大智院 (西外面(ども)1170)

 長松山と号す。真言宗。長島藩主松平定政の祈願所として前藩主菅沼氏の菩提寺宗堅寺の跡地に建立された。本尊は不動明王。松尾芭蕉の門人曽良の叔父、良成が住職を務めていたので、元禄2年(1689)奥の細道の旅を大垣で終えた芭蕉はこの寺に立ち寄り、「うき我をさびしがらせよ秋の寺」という句を残している。

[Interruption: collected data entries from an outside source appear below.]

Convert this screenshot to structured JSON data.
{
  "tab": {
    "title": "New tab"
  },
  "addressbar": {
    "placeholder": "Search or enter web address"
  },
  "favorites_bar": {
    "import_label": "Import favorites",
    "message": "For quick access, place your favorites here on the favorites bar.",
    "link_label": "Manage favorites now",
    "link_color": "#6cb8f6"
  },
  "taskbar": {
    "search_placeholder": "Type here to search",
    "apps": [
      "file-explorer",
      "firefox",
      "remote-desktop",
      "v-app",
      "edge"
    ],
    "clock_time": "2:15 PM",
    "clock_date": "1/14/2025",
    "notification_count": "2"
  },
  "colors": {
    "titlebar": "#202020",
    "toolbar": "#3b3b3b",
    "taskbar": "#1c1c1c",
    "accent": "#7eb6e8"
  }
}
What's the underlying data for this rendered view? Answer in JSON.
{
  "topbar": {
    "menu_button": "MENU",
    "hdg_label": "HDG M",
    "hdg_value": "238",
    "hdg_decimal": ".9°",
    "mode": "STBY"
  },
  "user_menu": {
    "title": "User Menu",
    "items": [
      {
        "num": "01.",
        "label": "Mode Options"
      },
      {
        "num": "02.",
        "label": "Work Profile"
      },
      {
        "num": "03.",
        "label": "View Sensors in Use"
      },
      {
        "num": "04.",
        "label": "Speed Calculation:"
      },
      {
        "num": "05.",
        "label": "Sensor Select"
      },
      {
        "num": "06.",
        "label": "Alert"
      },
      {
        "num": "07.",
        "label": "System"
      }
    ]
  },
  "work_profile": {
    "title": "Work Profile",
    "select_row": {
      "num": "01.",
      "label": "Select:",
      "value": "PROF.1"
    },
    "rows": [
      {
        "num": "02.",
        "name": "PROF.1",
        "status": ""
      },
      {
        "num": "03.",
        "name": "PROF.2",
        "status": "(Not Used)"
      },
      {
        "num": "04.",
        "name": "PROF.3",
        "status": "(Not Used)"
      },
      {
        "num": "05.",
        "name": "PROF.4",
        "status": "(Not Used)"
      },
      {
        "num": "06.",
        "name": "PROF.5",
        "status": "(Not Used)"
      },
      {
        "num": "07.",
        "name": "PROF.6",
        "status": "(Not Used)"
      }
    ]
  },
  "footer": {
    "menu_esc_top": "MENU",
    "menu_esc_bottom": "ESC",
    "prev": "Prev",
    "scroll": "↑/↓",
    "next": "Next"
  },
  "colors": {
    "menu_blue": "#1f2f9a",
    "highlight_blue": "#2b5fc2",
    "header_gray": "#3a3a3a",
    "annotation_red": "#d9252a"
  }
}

「松尾芭蕉真筆懐紙」(桑名市指定文化財)、「蕉翁信宿処」の石碑(芭蕉が信宿して百年後、藩主の増山正賢(まさかた)によって建立、桑名市指定文化財)「題蕉翁碑」詩文(桑名市指定文化財)がある。明治5年の学制公布の際、ここに長島学校(現中部小学校)が開校された。








「蕉翁信宿処」の石碑(市指定文化財)
寛政元年(1789)3月3日長島藩主増山正賢(雪斎)は
芭蕉の大智院訪問百年を記念して自筆による「蕉翁
信宿処」の碑を大智院門前に建立した。
時の藩主が自ら筆をとり顕彰の碑を建立しているのは
珍しい。碑陰には側近儒官十時梅高フ撰文が刻まれて
いる。三重県内に現存する芭蕉碑(約120基)中11番目
に古く大切に保管されてきた。
芭蕉句碑
「伊勢国 長島大智院に信宿ス 
うき我をさひしからせよ秋の寺 はせを」 と刻まれている
この碑は昭和34年(1959)の伊勢湾台風で流失したため
再建された。
曽良句碑
「ゆきゆきてたふれ伏すとも萩の原」と刻まれている。